I am very happy to announce the general availability of our flagship product, the Cask Data Application Platform (CDAP), version 3.4. This release introduces a fresh new look for Cask Hydrator, and improvements to it that extend beyond data ingestion use cases, such as building aggregations and performing data science on the ingested data. The release adds Cask Tracker, a new CDAP extension that automatically captures rich metadata and provides users with visibility into how data flows into, out of, and within a Data Lake. This release also adds significant improvements to support Spark and Spark Streaming in CDAP, with simple and easy to use APIs as well as a new runtime that provides access to core CDAP features like Datasets and Transactions in Spark programs. We have also made number of platform improvements to metrics, logging and workflow infrastructure to provide improved usability to CDAP users.
Cask Hydrator is a CDAP extension that was first introduced a few months ago to address the common problem of continuous data ingestion for batch and streaming use-cases. With the earlier release we learned that our customers often need to solve bigger problems that extend Hydrator’s capabilities beyond data ingestion use cases. With CDAP v3.4, Hydrator provides the following new capabilities:
- Perform aggregation to collect insights at a feed level; examples include performing groupBy operations, computing Distincts, Deduping of data and the likes
- Including data science operations as a part of data pipeline to build machine learning models and the ability to score the model
- Provide post-action hooks to run after the pipeline is run, allowing users to send an email, perform a Database operation or call an HTTP endpoint at the end of the pipeline run
- Ability to run the data pipeline in Spark or MapReduce.
All of the above features are implemented as plugins – a powerful Hydrator feature that allows users to extend the capability of Hydrator for implementing their own aggregation, model, compute and post-run actions.

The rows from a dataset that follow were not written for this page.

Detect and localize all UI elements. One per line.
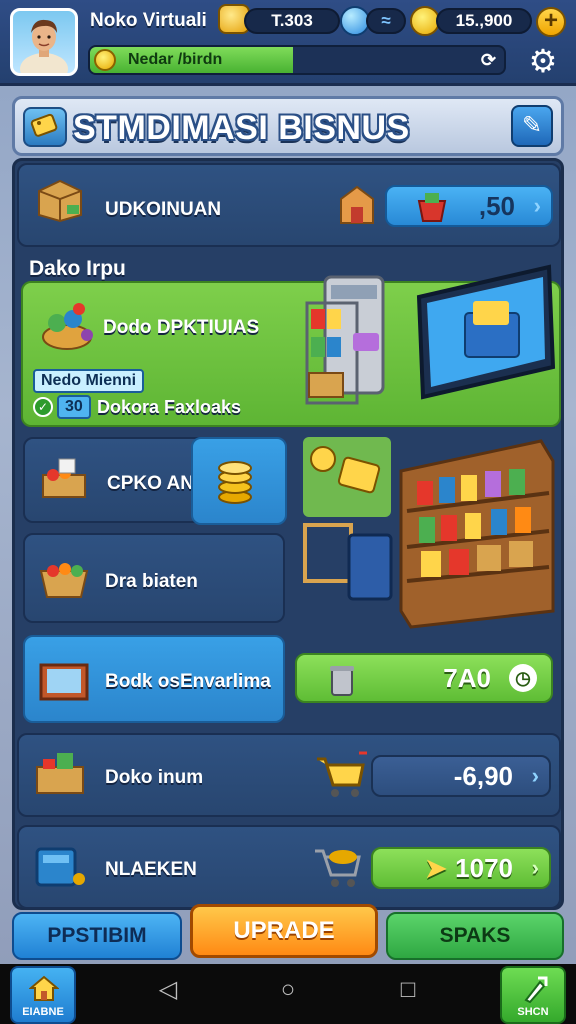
shop-tab-button[interactable]: SHCN	[500, 966, 566, 1024]
title-banner: STMDIMASI BISNUS ✎	[12, 96, 564, 156]
price-button[interactable]: 7A0 ◷	[295, 653, 553, 703]
fruit-crate-icon	[42, 458, 86, 498]
storage-crate-icon	[39, 663, 89, 701]
price-value: ,50	[478, 190, 515, 221]
coin-counter: 15.,900	[436, 8, 532, 34]
blue-cooler-icon	[35, 847, 85, 887]
gem-counter: ≈	[366, 8, 406, 34]
pencil-icon: ✎	[521, 112, 543, 139]
feature-tag-desc: Dokora Faxloaks	[97, 397, 242, 417]
upgrade-button[interactable]: UPRADE	[190, 904, 378, 958]
business-tag-icon	[23, 107, 67, 147]
list-item-toys[interactable]: Doko inum -6,90 ›	[17, 733, 561, 817]
left-action-label: PPSTIBIM	[47, 924, 147, 947]
cardboard-box-icon	[38, 179, 82, 223]
small-shop-icon	[340, 185, 374, 224]
gold-bars-counter: T.303	[244, 8, 340, 34]
player-avatar[interactable]	[10, 8, 78, 76]
lightning-icon: ➤	[425, 853, 447, 883]
edit-button[interactable]: ✎	[511, 105, 553, 147]
toy-box-icon	[36, 753, 84, 794]
tag-glyph-icon	[30, 113, 58, 137]
produce-basket-icon	[39, 563, 89, 598]
page-title: STMDIMASI BISNUS	[73, 109, 410, 147]
top-hud: Noko Virtuali T.303 ≈ 15.,900 + Nedar /b…	[0, 0, 576, 86]
item-label: NLAEKEN	[105, 859, 197, 880]
item-label: Doko inum	[105, 767, 204, 788]
add-currency-button[interactable]: +	[536, 7, 566, 37]
feature-tag-title: Nedo Mienni	[33, 369, 145, 393]
business-panel: UDKOINUAN ,50 › Dako Irpu Dodo DPKTIUIAS…	[12, 158, 564, 910]
tools-icon	[524, 976, 548, 1004]
item-label: Dra biaten	[105, 571, 198, 592]
home-tab-button[interactable]: EIABNE	[10, 966, 76, 1024]
right-action-label: SPAKS	[439, 924, 511, 947]
system-navigation-bar: EIABNE ◁ ○ □ SHCN	[0, 964, 576, 1024]
coin-stack-icon	[218, 461, 252, 504]
timer-icon: ◷	[509, 664, 537, 692]
item-label: CPKO AN	[107, 473, 194, 494]
price-button[interactable]: ➤ 1070 ›	[371, 847, 551, 889]
list-item-produce[interactable]: Dra biaten	[23, 533, 285, 623]
list-item-crate[interactable]: Bodk osEnvarlima	[23, 635, 285, 723]
price-value: 1070	[455, 852, 513, 883]
coin-value: 15.,900	[455, 11, 513, 30]
vending-rack-icon	[305, 275, 385, 405]
price-button[interactable]: ,50 ›	[385, 185, 553, 227]
coin-stack-button[interactable]	[191, 437, 287, 525]
home-tab-label: EIABNE	[22, 1006, 64, 1018]
feature-label: Dodo DPKTIUIAS	[103, 317, 260, 338]
price-button[interactable]: -6,90 ›	[371, 755, 551, 797]
feature-tag-value: 30	[57, 395, 91, 419]
shop-tab-label: SHCN	[517, 1006, 549, 1018]
monitor-display-icon	[416, 264, 556, 400]
right-action-button[interactable]: SPAKS	[386, 912, 564, 960]
progress-coin-icon	[94, 49, 116, 71]
item-label: Bodk osEnvarlima	[105, 671, 271, 692]
list-item-fruit[interactable]: CPKO AN	[23, 437, 287, 525]
home-circle-icon[interactable]: ○	[276, 978, 300, 1002]
avatar-portrait-icon	[20, 19, 68, 73]
check-icon: ✓	[33, 397, 53, 417]
level-progress-bar: Nedar /birdn ⟳	[88, 45, 506, 75]
store-shelf-illustration	[303, 437, 555, 629]
loaded-cart-icon	[315, 849, 361, 887]
price-value: 7A0	[443, 662, 491, 693]
featured-shop-card[interactable]: Dodo DPKTIUIAS Nedo Mienni ✓ 30 Dokora F…	[21, 264, 561, 427]
chevron-right-icon: ›	[533, 193, 541, 218]
shopping-cart-icon	[317, 751, 367, 797]
price-value: -6,90	[453, 760, 513, 791]
list-item-warehouse[interactable]: UDKOINUAN ,50 ›	[17, 163, 561, 247]
back-icon[interactable]: ◁	[156, 978, 180, 1002]
settings-gear-icon[interactable]: ⚙	[526, 44, 560, 78]
left-action-button[interactable]: PPSTIBIM	[12, 912, 182, 960]
gem-value: ≈	[381, 11, 391, 30]
trash-can-icon	[330, 666, 354, 696]
goods-bowl-icon	[42, 303, 93, 350]
section-title: Dako Irpu	[29, 257, 126, 280]
upgrade-label: UPRADE	[233, 917, 335, 944]
gold-bars-value: T.303	[271, 11, 313, 30]
list-item-cooler[interactable]: NLAEKEN ➤ 1070 ›	[17, 825, 561, 909]
add-currency-label: +	[543, 7, 558, 34]
basket-icon	[417, 193, 447, 222]
progress-reward-icon: ⟳	[480, 50, 496, 70]
chevron-right-icon: ›	[531, 855, 539, 880]
recents-icon[interactable]: □	[396, 978, 420, 1002]
player-name: Noko Virtuali	[90, 10, 207, 31]
item-label: UDKOINUAN	[105, 199, 222, 220]
house-icon	[29, 975, 59, 1001]
chevron-right-icon: ›	[531, 763, 539, 788]
progress-label: Nedar /birdn	[128, 51, 223, 68]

We have also refreshed the Hydrator UI in v3.4 to provide a cleaner, sleek interface and added capabilities to upload user plugin artifacts. We have included many usability enhancements to improve the user-experience of creating data pipelines using Hydrator.
While Hydrator enables organizations to build frictionless, easy to use data pipelines, it is equally important to provide users with visibility into the data flowing into and out of Data Lakes created with Hydrator. Cask Tracker enables data discovery and provenance, and allows users to automatically perform an audit trail of any data flowing through Hydrator, so that they can answer questions such as:
- What datasets are available in the system that match a specific criteria?
- How is this data being generated?
- Which programs are accessing my data?
Tracker has been built as a CDAP extension with the backend app that provides the necessary indexing, computes the audit trail and surfaces other relevant information like schema and system/user properties. Tracker offers a clean UI that presents data engineers and data scientists pertinent information about the data regarding provenance, audit and metadata. It also offers integration with Cloudera Navigator out-of-box.
Enhanced Spark support
In this release, we have provided a number of enhancements to support running Spark for both streaming and non-streaming use-cases. We have integrated Spark with Core CDAP components such as datasets and transactions, which allows users to read/write data transactionally. This feature provides platform support for developing Spark streaming applications with exactly-once processing guarantees. We have enhanced the support for Spark programs by integrating them with metrics and logging subsystems, and by making it easy for application developers to operate applications involving Spark programs. We have also added support for forking and running multiple spark programs in parallel with CDAP workflows.
Additional platform improvements
We have made a number of other platform improvements to the metrics and the logging systems, with the goal of providing reliable system and application metrics and logs to our users. We enhanced workflow capabilities by adding lifecycle methods that help users perform pre and post workflow actions. Furthermore,we increased the user’s visibility to workflow operations by providing per workflow node status. Last but not least, ODBC drivers are included with CDAP v3.4, that allows accessing CDAP datasets from Windows applications.